Bryan did play better in the second half of 2019, but he must put in a complete season where he proves to be a dominant interior lineman against the run. The Jaguars’ front office believed he could be a stud pass rusher on the outside his rookie season, but he could not pick up the tempo and was moved back inside to his original position.
The defense needs his big body to help stop the run and to apply pressure on the quarterback up the middle.
I have not closed the book on Bryan yet, but if he does not have a solid camp, and younger players produce more than he does, will Marrone cut his losses this season if he knows the defense can be better without Bryan on the roster?
My daughter will probably throw a fit when she reads this. Abry Jones is her favorite player. Jones is the team’s most tenured player and has been a mainstay in the middle of the defensive line. Last season, however, his production fell off.

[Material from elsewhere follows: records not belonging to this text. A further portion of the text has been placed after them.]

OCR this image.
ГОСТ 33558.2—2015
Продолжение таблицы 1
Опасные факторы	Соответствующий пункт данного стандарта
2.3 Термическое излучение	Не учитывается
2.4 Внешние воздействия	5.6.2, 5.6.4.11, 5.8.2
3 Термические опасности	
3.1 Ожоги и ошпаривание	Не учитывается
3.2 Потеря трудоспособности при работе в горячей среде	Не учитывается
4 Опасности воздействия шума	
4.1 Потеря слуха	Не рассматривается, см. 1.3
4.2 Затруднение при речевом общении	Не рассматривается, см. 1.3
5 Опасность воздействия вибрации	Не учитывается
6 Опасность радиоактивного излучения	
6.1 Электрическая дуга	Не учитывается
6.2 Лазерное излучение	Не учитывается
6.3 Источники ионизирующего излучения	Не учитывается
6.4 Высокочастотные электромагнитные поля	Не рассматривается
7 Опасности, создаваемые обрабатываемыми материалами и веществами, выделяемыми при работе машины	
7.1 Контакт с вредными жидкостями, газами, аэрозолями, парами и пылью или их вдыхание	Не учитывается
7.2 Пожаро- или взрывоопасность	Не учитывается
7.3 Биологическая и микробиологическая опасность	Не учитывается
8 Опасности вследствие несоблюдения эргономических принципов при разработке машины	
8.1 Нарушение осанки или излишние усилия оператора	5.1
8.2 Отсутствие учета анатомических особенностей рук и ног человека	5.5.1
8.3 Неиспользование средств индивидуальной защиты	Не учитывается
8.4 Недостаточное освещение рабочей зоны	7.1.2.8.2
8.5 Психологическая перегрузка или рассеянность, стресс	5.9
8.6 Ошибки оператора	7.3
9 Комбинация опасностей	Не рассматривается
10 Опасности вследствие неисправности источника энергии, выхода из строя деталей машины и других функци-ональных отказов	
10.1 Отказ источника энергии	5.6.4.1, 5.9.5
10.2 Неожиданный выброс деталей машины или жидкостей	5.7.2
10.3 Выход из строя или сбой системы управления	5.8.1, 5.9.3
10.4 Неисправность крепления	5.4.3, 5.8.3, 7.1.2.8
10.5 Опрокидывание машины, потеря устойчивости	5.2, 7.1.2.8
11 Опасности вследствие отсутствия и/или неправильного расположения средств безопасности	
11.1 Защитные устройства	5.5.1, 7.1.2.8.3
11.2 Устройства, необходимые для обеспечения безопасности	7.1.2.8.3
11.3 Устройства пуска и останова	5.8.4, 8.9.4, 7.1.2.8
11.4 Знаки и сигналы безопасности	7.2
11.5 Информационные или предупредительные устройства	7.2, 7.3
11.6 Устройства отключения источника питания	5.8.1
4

He wasn’t the only one who could not stop the run. The Jacksonville Jaguars took measures to help the run defense in free agency and the NFL Draft. If that proves to be enough of a bandage, players like Jones could be in jeopardy of losing their spot on the roster.
Jones is a nose tackle who should see some competition from rookie third-round pick DaVon Hamilton out of Michigan. not only do the Jaguars need more effort out of Jones on the field they also may need him to become more of a vocal leader on the field.
Jones could be one of the last roster cuts this preseason depending on how much Todd Wash gets out of his younger players on the field.